In which I show all the self-restraint of Merlin in a neckerchief shop and commit myself to another however many years of being taken for granted by a bunch of talentless hacks.
Honestly, I held off as long as I could. I promised myself I wouldn't subject myself to another however many years of these morons' attempts at show-writing, but really, how long could I resist a show based on Greek mythology starring Sarah Parish and Juliet Stevenson? Frankly, I'm proud of resisting for four whole episodes. (Shut up.) (Plus, Howard Overman's a showrunner here, and while I never thought his Merlin episodes were any better or worse than the rest, I do enjoy Misfits.)
Make no mistake, though, this is Merlin in all but name. Even the credits are in the same font, and it's the same people's names popping up under the writing and directing credits. (The title sequence is distractingly similar too, although it now has sharks!) Our character equivalents are all here, although they're mixed around enough to give it a slightly different feel. The sets are similar, and many of the locations, of course, are identical. There's the jaunty "fun-times!" music accompanied by groan-worthy humour. If it weren't literally unthinkable, I'd hardly be surprised to see Arthur and Merlin show up, revealing this to be the long-rumoured spin-off series.
It's not grabbed me as Merlin had at this point, for which I'm quite glad because I really don't want to become as invested in this show as I was in that one. I know there is disappointment ahead, here. But at the same time, given what I know about these people's veneration of the status quo, I kind of feel that this show has the potential to be more sustainable in the long run.

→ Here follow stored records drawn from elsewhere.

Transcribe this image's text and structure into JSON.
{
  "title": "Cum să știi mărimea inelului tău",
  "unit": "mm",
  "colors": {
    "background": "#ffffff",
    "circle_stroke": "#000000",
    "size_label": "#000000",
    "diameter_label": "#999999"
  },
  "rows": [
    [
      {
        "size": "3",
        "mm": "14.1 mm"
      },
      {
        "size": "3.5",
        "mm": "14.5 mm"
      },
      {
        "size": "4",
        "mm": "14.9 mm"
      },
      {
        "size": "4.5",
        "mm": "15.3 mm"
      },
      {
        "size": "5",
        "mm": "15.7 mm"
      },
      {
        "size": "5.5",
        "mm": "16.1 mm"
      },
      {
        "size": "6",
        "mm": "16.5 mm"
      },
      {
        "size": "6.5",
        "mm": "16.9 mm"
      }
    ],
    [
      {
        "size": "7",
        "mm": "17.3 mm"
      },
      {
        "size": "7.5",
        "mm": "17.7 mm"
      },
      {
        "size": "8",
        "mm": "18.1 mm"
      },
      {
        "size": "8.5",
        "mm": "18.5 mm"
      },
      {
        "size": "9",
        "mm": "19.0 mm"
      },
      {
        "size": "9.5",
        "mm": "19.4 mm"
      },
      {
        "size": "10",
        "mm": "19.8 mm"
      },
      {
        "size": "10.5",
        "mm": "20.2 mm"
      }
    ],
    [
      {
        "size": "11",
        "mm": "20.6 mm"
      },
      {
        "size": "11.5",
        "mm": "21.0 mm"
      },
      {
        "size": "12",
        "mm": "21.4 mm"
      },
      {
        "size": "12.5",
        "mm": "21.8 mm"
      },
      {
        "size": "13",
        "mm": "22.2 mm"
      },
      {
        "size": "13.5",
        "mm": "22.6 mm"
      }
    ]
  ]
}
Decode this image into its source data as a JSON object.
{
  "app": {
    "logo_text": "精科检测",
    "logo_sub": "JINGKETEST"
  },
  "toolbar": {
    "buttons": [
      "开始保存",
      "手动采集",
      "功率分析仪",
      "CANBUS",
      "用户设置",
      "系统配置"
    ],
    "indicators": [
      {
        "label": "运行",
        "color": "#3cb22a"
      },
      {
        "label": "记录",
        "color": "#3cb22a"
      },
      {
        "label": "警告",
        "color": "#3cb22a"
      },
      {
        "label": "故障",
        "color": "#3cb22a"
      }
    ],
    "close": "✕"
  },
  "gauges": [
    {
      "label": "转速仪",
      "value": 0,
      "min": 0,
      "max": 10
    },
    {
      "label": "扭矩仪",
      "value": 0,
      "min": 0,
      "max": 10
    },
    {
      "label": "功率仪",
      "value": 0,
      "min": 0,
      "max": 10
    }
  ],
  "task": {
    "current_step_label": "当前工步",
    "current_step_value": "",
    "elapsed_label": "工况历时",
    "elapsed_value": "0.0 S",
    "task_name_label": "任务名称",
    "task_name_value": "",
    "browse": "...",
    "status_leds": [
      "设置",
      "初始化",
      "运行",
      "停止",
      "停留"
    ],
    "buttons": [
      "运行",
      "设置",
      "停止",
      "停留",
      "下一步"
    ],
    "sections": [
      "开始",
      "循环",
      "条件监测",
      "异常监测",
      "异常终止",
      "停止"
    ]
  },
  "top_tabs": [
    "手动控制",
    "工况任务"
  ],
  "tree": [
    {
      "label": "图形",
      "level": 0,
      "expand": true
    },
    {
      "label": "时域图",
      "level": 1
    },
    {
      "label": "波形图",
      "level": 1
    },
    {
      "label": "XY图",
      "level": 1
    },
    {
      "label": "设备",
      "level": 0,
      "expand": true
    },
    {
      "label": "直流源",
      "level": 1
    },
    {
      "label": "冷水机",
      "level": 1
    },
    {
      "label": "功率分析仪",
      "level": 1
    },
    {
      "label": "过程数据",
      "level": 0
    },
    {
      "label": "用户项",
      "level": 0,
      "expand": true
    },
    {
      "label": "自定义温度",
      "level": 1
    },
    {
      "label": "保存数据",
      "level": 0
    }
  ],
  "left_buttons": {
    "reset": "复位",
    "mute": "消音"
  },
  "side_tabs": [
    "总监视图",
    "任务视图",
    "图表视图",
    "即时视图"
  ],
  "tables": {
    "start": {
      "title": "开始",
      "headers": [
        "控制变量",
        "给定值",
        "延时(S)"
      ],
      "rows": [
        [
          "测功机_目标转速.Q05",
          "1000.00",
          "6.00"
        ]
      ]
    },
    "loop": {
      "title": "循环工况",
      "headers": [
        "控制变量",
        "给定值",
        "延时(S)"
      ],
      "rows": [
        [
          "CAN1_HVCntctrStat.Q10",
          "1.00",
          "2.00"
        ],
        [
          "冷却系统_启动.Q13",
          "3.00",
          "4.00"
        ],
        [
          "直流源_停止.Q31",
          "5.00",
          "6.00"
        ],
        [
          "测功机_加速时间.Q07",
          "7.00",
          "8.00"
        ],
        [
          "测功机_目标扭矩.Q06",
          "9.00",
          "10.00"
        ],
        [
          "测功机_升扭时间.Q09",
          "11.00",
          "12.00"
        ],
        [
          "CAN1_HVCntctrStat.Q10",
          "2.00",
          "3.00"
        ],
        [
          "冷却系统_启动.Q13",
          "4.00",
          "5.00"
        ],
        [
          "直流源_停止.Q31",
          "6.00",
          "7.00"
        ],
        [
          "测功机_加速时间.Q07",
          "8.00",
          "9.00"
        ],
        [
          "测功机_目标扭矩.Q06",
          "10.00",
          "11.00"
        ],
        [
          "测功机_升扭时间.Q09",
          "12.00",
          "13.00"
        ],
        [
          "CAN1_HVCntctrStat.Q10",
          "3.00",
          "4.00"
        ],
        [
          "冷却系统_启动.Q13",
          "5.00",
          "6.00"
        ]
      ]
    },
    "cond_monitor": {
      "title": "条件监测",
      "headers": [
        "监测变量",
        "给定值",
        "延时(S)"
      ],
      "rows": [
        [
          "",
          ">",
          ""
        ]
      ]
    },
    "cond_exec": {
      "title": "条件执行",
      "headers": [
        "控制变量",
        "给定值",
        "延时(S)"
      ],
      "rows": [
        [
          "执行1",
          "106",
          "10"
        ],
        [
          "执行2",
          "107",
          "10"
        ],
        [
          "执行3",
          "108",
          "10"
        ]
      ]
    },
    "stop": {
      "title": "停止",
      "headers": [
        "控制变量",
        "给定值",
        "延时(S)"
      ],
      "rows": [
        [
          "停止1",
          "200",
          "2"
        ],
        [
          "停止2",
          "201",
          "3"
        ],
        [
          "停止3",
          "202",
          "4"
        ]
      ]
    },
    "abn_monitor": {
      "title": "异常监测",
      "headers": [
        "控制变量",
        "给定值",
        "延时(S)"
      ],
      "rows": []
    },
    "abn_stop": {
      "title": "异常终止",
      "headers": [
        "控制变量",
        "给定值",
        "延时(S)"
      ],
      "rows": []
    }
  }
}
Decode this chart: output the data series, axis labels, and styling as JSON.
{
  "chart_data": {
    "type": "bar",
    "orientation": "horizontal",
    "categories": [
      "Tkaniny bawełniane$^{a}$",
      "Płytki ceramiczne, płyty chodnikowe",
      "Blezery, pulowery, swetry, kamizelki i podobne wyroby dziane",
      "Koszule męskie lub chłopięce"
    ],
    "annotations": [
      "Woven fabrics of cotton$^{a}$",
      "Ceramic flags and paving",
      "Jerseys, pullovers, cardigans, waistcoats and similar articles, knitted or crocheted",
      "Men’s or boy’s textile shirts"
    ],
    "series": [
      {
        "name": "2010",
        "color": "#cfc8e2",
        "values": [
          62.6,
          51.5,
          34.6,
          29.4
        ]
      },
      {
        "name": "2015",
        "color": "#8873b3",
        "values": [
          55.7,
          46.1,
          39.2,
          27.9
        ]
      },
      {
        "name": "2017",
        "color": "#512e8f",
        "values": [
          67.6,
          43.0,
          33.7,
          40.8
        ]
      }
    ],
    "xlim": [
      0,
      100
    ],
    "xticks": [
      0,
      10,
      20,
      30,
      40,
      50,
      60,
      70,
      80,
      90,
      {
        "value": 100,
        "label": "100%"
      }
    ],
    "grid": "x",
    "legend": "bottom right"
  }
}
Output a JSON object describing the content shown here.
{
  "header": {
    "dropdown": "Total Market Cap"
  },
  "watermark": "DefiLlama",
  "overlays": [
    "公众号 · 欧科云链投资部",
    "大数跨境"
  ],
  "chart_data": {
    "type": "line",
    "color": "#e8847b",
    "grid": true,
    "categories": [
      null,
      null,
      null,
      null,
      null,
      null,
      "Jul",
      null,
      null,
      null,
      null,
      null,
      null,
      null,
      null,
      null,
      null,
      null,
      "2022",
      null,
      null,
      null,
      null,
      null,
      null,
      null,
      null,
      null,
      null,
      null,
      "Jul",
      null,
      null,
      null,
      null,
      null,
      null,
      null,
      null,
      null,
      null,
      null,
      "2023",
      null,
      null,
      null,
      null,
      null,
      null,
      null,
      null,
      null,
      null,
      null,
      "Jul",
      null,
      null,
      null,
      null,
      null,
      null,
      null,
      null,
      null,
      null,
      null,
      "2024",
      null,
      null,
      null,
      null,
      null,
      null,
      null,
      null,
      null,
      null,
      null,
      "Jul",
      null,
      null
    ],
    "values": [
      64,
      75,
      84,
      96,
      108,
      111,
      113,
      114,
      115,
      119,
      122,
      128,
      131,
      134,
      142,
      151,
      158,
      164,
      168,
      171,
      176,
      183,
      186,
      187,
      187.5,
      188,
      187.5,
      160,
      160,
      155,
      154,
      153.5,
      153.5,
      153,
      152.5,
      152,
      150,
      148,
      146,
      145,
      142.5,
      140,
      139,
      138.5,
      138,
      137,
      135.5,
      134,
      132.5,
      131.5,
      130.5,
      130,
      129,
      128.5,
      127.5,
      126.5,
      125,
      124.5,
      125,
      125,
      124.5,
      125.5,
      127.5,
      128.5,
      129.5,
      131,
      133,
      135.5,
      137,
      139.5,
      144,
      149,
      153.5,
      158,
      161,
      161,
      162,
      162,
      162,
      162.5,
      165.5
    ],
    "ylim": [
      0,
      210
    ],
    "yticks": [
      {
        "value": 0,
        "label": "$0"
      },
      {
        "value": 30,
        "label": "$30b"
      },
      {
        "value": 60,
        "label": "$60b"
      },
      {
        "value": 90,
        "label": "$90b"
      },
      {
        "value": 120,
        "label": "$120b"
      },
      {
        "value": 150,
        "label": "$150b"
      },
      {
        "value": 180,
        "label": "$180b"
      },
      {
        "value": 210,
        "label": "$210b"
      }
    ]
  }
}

See, the thing we all loved about Merlin wasn't Arthur and Merlin's friendship, not really - it was the potential for what that friendship could be. After all, Arthur and Merlin were never really friends - they couldn't be, not with such fundamental inequality on both sides. With our (once again depressingly masculine) trio here, there are no such problems. Jason, Pythagoras and Hercules are all of equal social status, Jason's secret is not actually endangering anyone, and already, while they're not quite filling me with the feels Merlin and Arthur did, their relationship feels more grounded and much, much more genuine. Mark Addy aside, the instant charm that Bradley James and especially Colin Morgan brought to their roles isn't here, but Jack Donnelly and Robert Emms aren't bad, and there's time to grow, although they do seem to have slotted into this new situation with rather puzzling ease - Jason is supposedly a 21st century boy, but he fits into this new world as though he'd never been anywhere else. It is nice, though, that he's able to inject some modern sensibilities into those ancient Greek practices that get past the Saturday-night goggles. There is potential here. (Although we're straight into the slashbait again, and while I nodded along with it in Merlin, I'm only going to be waving it through here if we actually meet a gay character at some point. Otherwise, it's obnoxious.)
There is a downside to this - at this point we know a lot less about Atlantis's royal family than we did about the Pendragons at this point in Merlin's run. Sarah Parish has fun as Pasiphae, but we don't know her motivations or anything much about her except that she's eeeeeeevil. King Minos (a wasted Alexander Siddig, not credited as a regular so probably not long for this world) is so far a total blank slate, and Ariadne (Aiysha Hart, also not a regular for whatever reason), who here has Morgana's role of decrying the barbarities of the regime, is likewise a mystery. And frankly, I'm not terribly interested in them as characters, nor am I entirely seeing why I should be. I don't find them essential to this show's rhythm as the Pendragons were, and I'd be quite happy spending time with the "lower" circles.
The treatment of women, on the other hand, is once again a bit shaky. Pasiphae's not the real problem - I'm more concerned about the marginalisation of Medusa (essentially Gwen, but with Morgana's dark future) and Ariadne (vice versa), who have had very little to do so far. This happened far too often in Merlin, and it looks like it'll be happening far too often here.
Juliet Stevenson, whose Oracle is here performing the Kilgharrah role, does an awful lot with very little, and she's probably the character I'm most intrigued by at the moment. It seems to me that she's probably Jason's mother, but that remains to be seen. She's already shown a lot more genuine concern for Jason than Kilgharrah ever did for Merlin. There is a lot of talk about destiny and such like, which, you know, I'm ignoring as far as possible. It's got to stay secret for some hand-wavingly tenuous reason, and I'm sure it will become absolutely infuriating later on, but at the moment it's far enough in the background to be safely disregarded.
(By the way, I saw one of the producers saying somewhere that "this is Merlin series five tone, not series one", which is an incredibly bald-faced lie. This is all straight out of the series one playbook.)
Atlantis isn't an awful show, but it's certainly not a great one either. I'll probably keep watching, but I can't imagine myself posting about it often. If nothing else, it has the usual rotating pool of excellent British talent playing around in a pastiche of Greek mythology, and that's enough to keep me entertained.